Freitag, 13. September 2013

Fetisch Gleichheit

Als ich vor Jahren mit einer Wirtschaftsdelegation nach Indien reiste, mussten wir in Bombay vom Flughafen zum Hotel etliche Kilometer mit dem Bus zurücklegen. Viele Unternehmer befanden sich zum ersten Mal in Indien und einige äußerten sich zu den Straßenszenen in dieser pulsierenden Metropole. Äußerten sie sich zu  dem bunten Treiben, dem quirligen Leben dieser Megalopolis? Den vielen Straßenhändlern mit den unterschiedlichsten Produkten, den farbenfrohen Saris der Frauen, den geschickten Handwerkern, die am Bordstein eine Nähmaschine reparierten, den Fahrkünsten der Minitaxis?

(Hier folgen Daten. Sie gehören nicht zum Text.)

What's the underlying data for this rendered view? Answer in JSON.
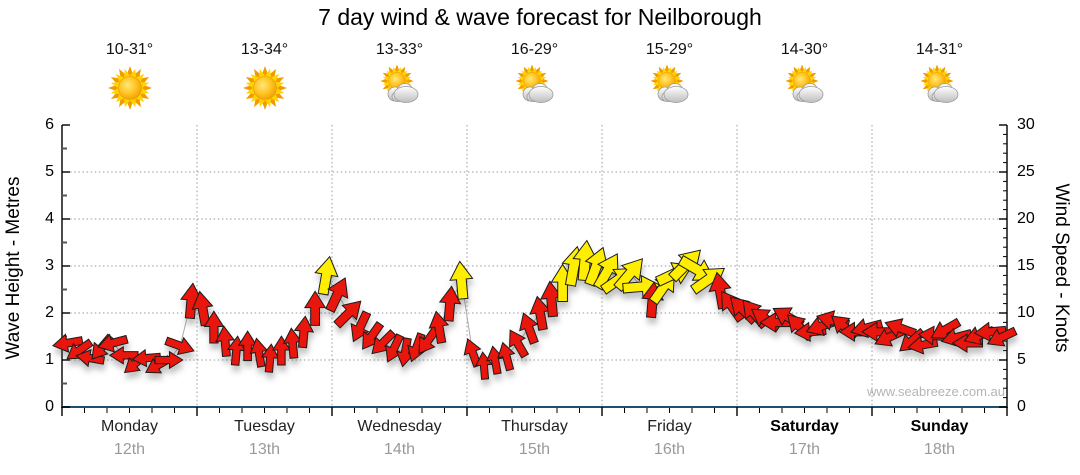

Armut war das Thema. DAS fiel natürlich sofort auf. Köpfe wurden geschüttelt, Bedauern geäußert - später auch im Gespräch Indern gegenüber, die nicht ganz begriffen, worum es überhaupt ging. Ähnliches erlebte ich in anderen Ländern von meinen Landsleuten. Bin ich wieder zuhause und berichte ich von Indien, höre ich "Oh je, das Kastenwesen!", erzähle ich vom letzten US-Aufenthalt, werde ich über die mangelnde Krankenversicherung belehrt.
Ich schalte den "Weltspiegel" oder das "Auslandsjournal" im Fernsehen ein: In Ohio wird eine Dame portraitiert, die im Auto schlafen muss. Aus China oder Indien wird nicht etwa über die fleißigen Aufsteiger berichtet, sondern natürlich über die ausgebeuteten Wanderarbeiter.


Woher kommt dieser schon an einen Fetisch grenzenden Glauben an die Gleichheit? Und wir reden hier nicht von gleichen Chancen, wie in den angelsächsischen Ländern, sondern vom möglichst gleichen Ergebnis für alle. Natürlich hält es keine Gesellschaft lange aus, wenn die sozialen Spannungen dauerhaft zu groß sind. Aber wie dynamisch ist eine Gesellschaft, in der Gleichheit eines der obersten Gebote ist?

Wie hoch war die Dynamik in den Gesellschaften der beiden großen Gegenspieler UdSSR und USA in den vergangenen Jahrzehnten? Wessen Filme, Musik, Bücher, wessen Produkte eroberten die Welt, weil die Dynamik immer neue Vielfalt nach oben spülte?

Der Fetisch Gleichheit, der uns auch von der EU jeden Tag gepredigt wird, bringt uns langfristig zu ruhigen Verhältnissen. Aber auch zu Einheitsbrei, weniger Farben und letztlich auch Wohlstandsverlust. Wer nicht mehr aufsteigen muss oder kann, wird sich nicht mehr anstrengen. Fazit: Gleiche Chancen - aber möglichst ungleiche Ergebnisse!